Scott Gordon, a Walnut Grove Secondary School (WGSS) art teacher, is singing the praises of his students who are currently featured in the virtual West Fine Art Show.
“The self portraits focus on the effects of the pandemic and are painted on pizza boxes, with their most missed memory of before COVID-19, painted on the inside,” he explained.
West Fine Arts is hosting a virtual online exhibition and adjudication of student art with cash prizes for first, second and third.
Photography, paintings and 3-D sculptures follow a theme of COVID-19 and what it has wrought on society; the positives, negatives, changes, trends.
All Langley students from Grade 8 to 12 were eligible to enter.
“I was looking for a different way to do portraits with the kids and the concept of a memory box fit perfectly with the pizza box,” Gordon explained. “Also the idea of take out tied in neatly with the COVID theme.”

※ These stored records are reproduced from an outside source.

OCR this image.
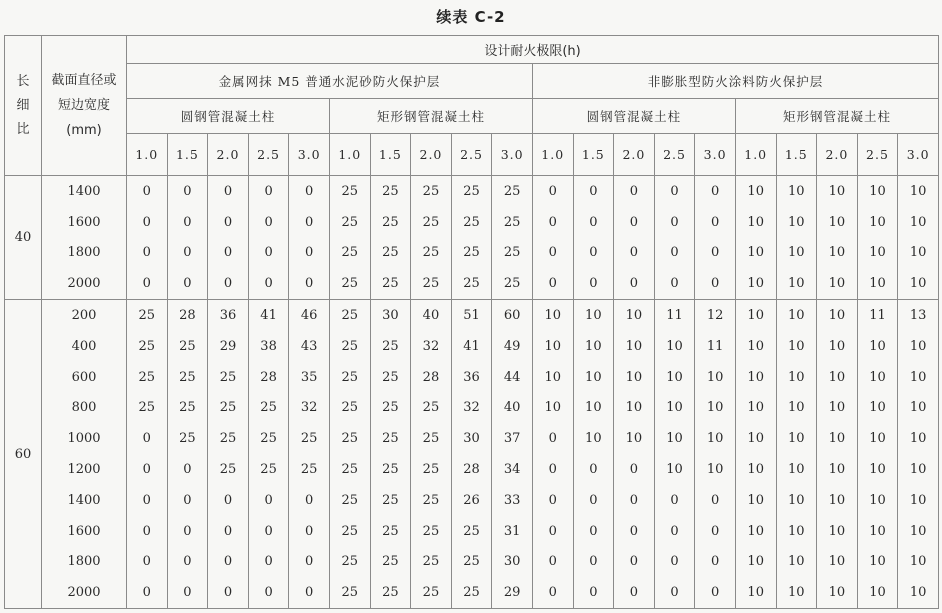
续表 C-2
长细比	截面直径或短边宽度(mm)	设计耐火极限(h)																			
		金属网抹 M5 普通水泥砂防火保护层										非膨胀型防火涂料防火保护层									
		圆钢管混凝土柱					矩形钢管混凝土柱					圆钢管混凝土柱					矩形钢管混凝土柱				
		1.0	1.5	2.0	2.5	3.0	1.0	1.5	2.0	2.5	3.0	1.0	1.5	2.0	2.5	3.0	1.0	1.5	2.0	2.5	3.0
40	1400	0	0	0	0	0	25	25	25	25	25	0	0	0	0	0	10	10	10	10	10
	1600	0	0	0	0	0	25	25	25	25	25	0	0	0	0	0	10	10	10	10	10
	1800	0	0	0	0	0	25	25	25	25	25	0	0	0	0	0	10	10	10	10	10
	2000	0	0	0	0	0	25	25	25	25	25	0	0	0	0	0	10	10	10	10	10
60	200	25	28	36	41	46	25	30	40	51	60	10	10	10	11	12	10	10	10	11	13
	400	25	25	29	38	43	25	25	32	41	49	10	10	10	10	11	10	10	10	10	10
	600	25	25	25	28	35	25	25	28	36	44	10	10	10	10	10	10	10	10	10	10
	800	25	25	25	25	32	25	25	25	32	40	10	10	10	10	10	10	10	10	10	10
	1000	0	25	25	25	25	25	25	25	30	37	0	10	10	10	10	10	10	10	10	10
	1200	0	0	25	25	25	25	25	25	28	34	0	0	0	10	10	10	10	10	10	10
	1400	0	0	0	0	0	25	25	25	26	33	0	0	0	0	0	10	10	10	10	10
	1600	0	0	0	0	0	25	25	25	25	31	0	0	0	0	0	10	10	10	10	10
	1800	0	0	0	0	0	25	25	25	25	30	0	0	0	0	0	10	10	10	10	10
	2000	0	0	0	0	0	25	25	25	25	29	0	0	0	0	0	10	10	10	10	10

Anna Pyper, a grade 12 WGSS student, explained that the outside of her pizza box depicts in acrylic, the personification of the fear behind the anti-mask movement.
“The collage of images and text behind the portrait reference the logic of anti-maskers and their primary belief that mandatory mask laws are an infringement upon their human rights, while the portrait itself characterizes the ‘evil’ that mask laws supposedly represent,” Pyper explained.
Inside the box, a much calmer, cool-toned portrait acts as a personal statement of Pyper’s own sentiments towards mask wearing.
“Dead eyes smile out from the face behind the mask, a visualization of the feelings of sadness and loneliness that are widespread during the pandemic, that we accept in order to protect the well-being of others,” she added.
“I chose to replicate the collage from the outside of the box on the inside as well, including photographs and article headlines that support the importance of mask wearing for the benefit of others,” Pyper continued.
Maddison Hasselbach, another Grade 12 student, said her peice was to illustrate that everything she thinks is about COVID-19.
“Everything revolves around how I could have come in fact with corona or went near someone who had symptoms and it really has brought a new form of anxiety to my life,” she said.
Hasselbach said she missed grocery shopping in pre-pandemic times the most since it looks to be the most evident change out of everything in her life.
“I would go to stores filled with stocked shelves, mask free, walking both ways down an isle,” she explained.
Michelle Lin felt friendships have not been broken, but instead, have grown, which is what she chose to tackle with her box project.
“Quarantine gave me time to have closure with my new and old friends, sit down, go on about our dreams, ambitions and have some heart-to-heart talks,” she explained.
Gordon’s students have roughly 30 pieces on display at the art show, which began on April 9 and will continue until April 30. People can view their works at www.langleyschooldistrictfoundation.com.
The annual spring show was initially going to be held at Glass House Winery in Aldergrove, but COVID-19 precautions forced organizers to swiftly shift to virtual means for the first time ever.
Twenty-five percent of all artwork sales will be donated to the Langley School District Foundation to support Food for Thought Programs and feed underprivileged students.
Raffle tickets for artworks are also available for purchase online for $10. The Captains by Richard Brodeur, Theatre Row – 1965 by Brian Croft, Fly Me to the Moon by Rosemary Wallace and Artists for Conservation (a coffee table book) are all up for grabs.